Brazil's health regulator called it the 'New Quality Era'. For anyone manufacturing regulated products, it's the biggest quality framework update in a decade.

What's in the proposal

Public Consultation No. 1.362/2025 opened for public discussion a set of changes to the regulatory framework of Quality Systems applicable to sectors regulated by ANVISA:

  • Pharmaceuticals
  • Medical devices
  • Cosmetics
  • Sanitizers
  • Food (in interface with health surveillance)

What ANVISA is

The Brazilian Health Regulatory Agency is the FDA-equivalent for Brazil — regulating quality systems for all health-related products sold in the country.

Why this matters internationally

The reform proposes aligning Brazil with practices of ICH (International Council for Harmonisation), PIC/S and ISO 13485 — facilitating export and reducing rework for companies operating in multiple countries.

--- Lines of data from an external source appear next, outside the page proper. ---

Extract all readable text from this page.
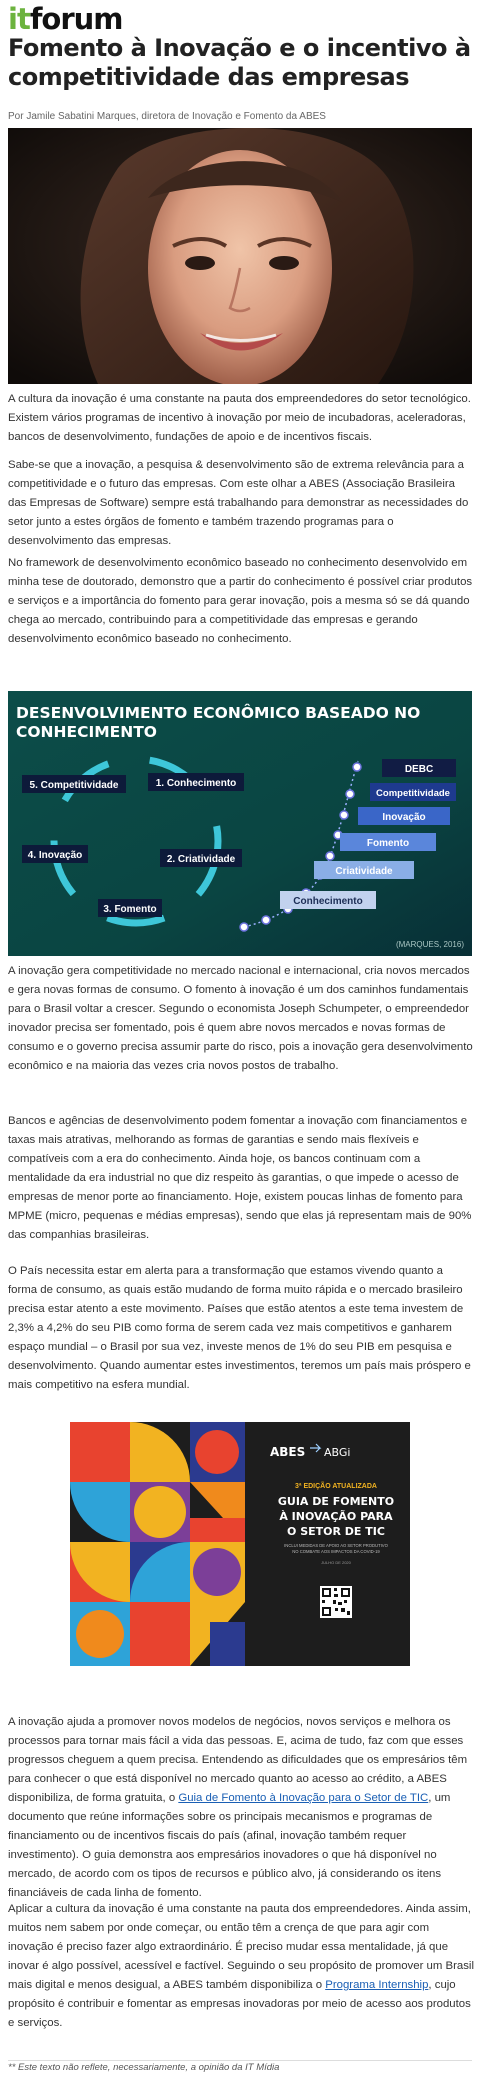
itforum
Fomento à Inovação e o incentivo à competitividade das empresas
Por Jamile Sabatini Marques, diretora de Inovação e Fomento da ABES
A cultura da inovação é uma constante na pauta dos empreendedores do setor tecnológico. Existem vários programas de incentivo à inovação por meio de incubadoras, aceleradoras, bancos de desenvolvimento, fundações de apoio e de incentivos fiscais.
Sabe-se que a inovação, a pesquisa & desenvolvimento são de extrema relevância para a competitividade e o futuro das empresas. Com este olhar a ABES (Associação Brasileira das Empresas de Software) sempre está trabalhando para demonstrar as necessidades do setor junto a estes órgãos de fomento e também trazendo programas para o desenvolvimento das empresas.
No framework de desenvolvimento econômico baseado no conhecimento desenvolvido em minha tese de doutorado, demonstro que a partir do conhecimento é possível criar produtos e serviços e a importância do fomento para gerar inovação, pois a mesma só se dá quando chega ao mercado, contribuindo para a competitividade das empresas e gerando desenvolvimento econômico baseado no conhecimento.
DESENVOLVIMENTO ECONÔMICO BASEADO NO
CONHECIMENTO
1. Conhecimento
2. Criatividade
3. Fomento
4. Inovação
5. Competitividade
DEBC
Competitividade
Inovação
Fomento
Criatividade
Conhecimento
(MARQUES, 2016)
A inovação gera competitividade no mercado nacional e internacional, cria novos mercados e gera novas formas de consumo. O fomento à inovação é um dos caminhos fundamentais para o Brasil voltar a crescer. Segundo o economista Joseph Schumpeter, o empreendedor inovador precisa ser fomentado, pois é quem abre novos mercados e novas formas de consumo e o governo precisa assumir parte do risco, pois a inovação gera desenvolvimento econômico e na maioria das vezes cria novos postos de trabalho.
Bancos e agências de desenvolvimento podem fomentar a inovação com financiamentos e taxas mais atrativas, melhorando as formas de garantias e sendo mais flexíveis e compatíveis com a era do conhecimento. Ainda hoje, os bancos continuam com a mentalidade da era industrial no que diz respeito às garantias, o que impede o acesso de empresas de menor porte ao financiamento. Hoje, existem poucas linhas de fomento para MPME (micro, pequenas e médias empresas), sendo que elas já representam mais de 90% das companhias brasileiras.
O País necessita estar em alerta para a transformação que estamos vivendo quanto a forma de consumo, as quais estão mudando de forma muito rápida e o mercado brasileiro precisa estar atento a este movimento. Países que estão atentos a este tema investem de 2,3% a 4,2% do seu PIB como forma de serem cada vez mais competitivos e ganharem espaço mundial – o Brasil por sua vez, investe menos de 1% do seu PIB em pesquisa e desenvolvimento. Quando aumentar estes investimentos, teremos um país mais próspero e mais competitivo na esfera mundial.
ABES ABGi
3ª EDIÇÃO ATUALIZADA
GUIA DE FOMENTO
À INOVAÇÃO PARA
O SETOR DE TIC
INCLUI MEDIDAS DE APOIO AO SETOR PRODUTIVO
NO COMBATE AOS IMPACTOS DA COVID-19
JULHO DE 2020
A inovação ajuda a promover novos modelos de negócios, novos serviços e melhora os processos para tornar mais fácil a vida das pessoas. E, acima de tudo, faz com que esses progressos cheguem a quem precisa. Entendendo as dificuldades que os empresários têm para conhecer o que está disponível no mercado quanto ao acesso ao crédito, a ABES disponibiliza, de forma gratuita, o Guia de Fomento à Inovação para o Setor de TIC, um documento que reúne informações sobre os principais mecanismos e programas de financiamento ou de incentivos fiscais do país (afinal, inovação também requer investimento). O guia demonstra aos empresários inovadores o que há disponível no mercado, de acordo com os tipos de recursos e público alvo, já considerando os itens financiáveis de cada linha de fomento.
Aplicar a cultura da inovação é uma constante na pauta dos empreendedores. Ainda assim, muitos nem sabem por onde começar, ou então têm a crença de que para agir com inovação é preciso fazer algo extraordinário. É preciso mudar essa mentalidade, já que inovar é algo possível, acessível e factível. Seguindo o seu propósito de promover um Brasil mais digital e menos desigual, a ABES também disponibiliza o Programa Internship, cujo propósito é contribuir e fomentar as empresas inovadoras por meio de acesso aos produtos e serviços.
** Este texto não reflete, necessariamente, a opinião da IT Mídia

This is significant for companies that:

  • Already operate under FDA cGMP, EU GMP, or PIC/S
  • Want to export from Brazil to regulated markets
  • Want to import to Brazil from countries with mature quality systems

Pillars of the New Era

  1. Risk management as the backbone — ICH Q9 applied across the entire lifecycle
  2. Pharmaceutical quality system structured per ICH Q10
  3. Product and process knowledge documented and updated
  4. Process validation based on science, not number of lots
  5. Supplier qualification with formal requirements
  6. Change management with risk assessment before implementation
  7. CAPA (Corrective and Preventive Action) integrated with continuous improvement

What changes in practice

  • Internal audits more rigorous and documented
  • Quality indicators with goals and monthly monitoring
  • Management Review formal and periodic
  • Electronic audit trails in systems
  • Continuous training — not just initial onboarding
International alignment

For exporters, the reform is good news: it harmonizes requirements with markets like the EU, USA and Mercosur. For the domestic market, it raises the bar — companies operating at the minimum will need to invest more in quality.

Expected timeline

The public consultation goes through analysis of contributions and then becomes an RDC. Typically:

  1. Closing of the CP with consolidation of contributions
  2. Technical analysis by ANVISA — can take months
  3. Publication of the RDC with transition period (generally 12-24 months)
  4. Full vigency after the transition deadline

How your company can prepare

  1. Diagnosis of current system vs. the New Era pillars
  2. Adaptation plan with timeline and responsible parties
  3. Investment in qualification — quality team, electronic system, validation
  4. Active monitoring of the public consultation — submitting contributions is a right (and strategy)
  5. Benchmark with global manufacturers already operating under ICH Q9/Q10

Companies that anticipate gain competitive advantage both in export and in relationship with enforcement.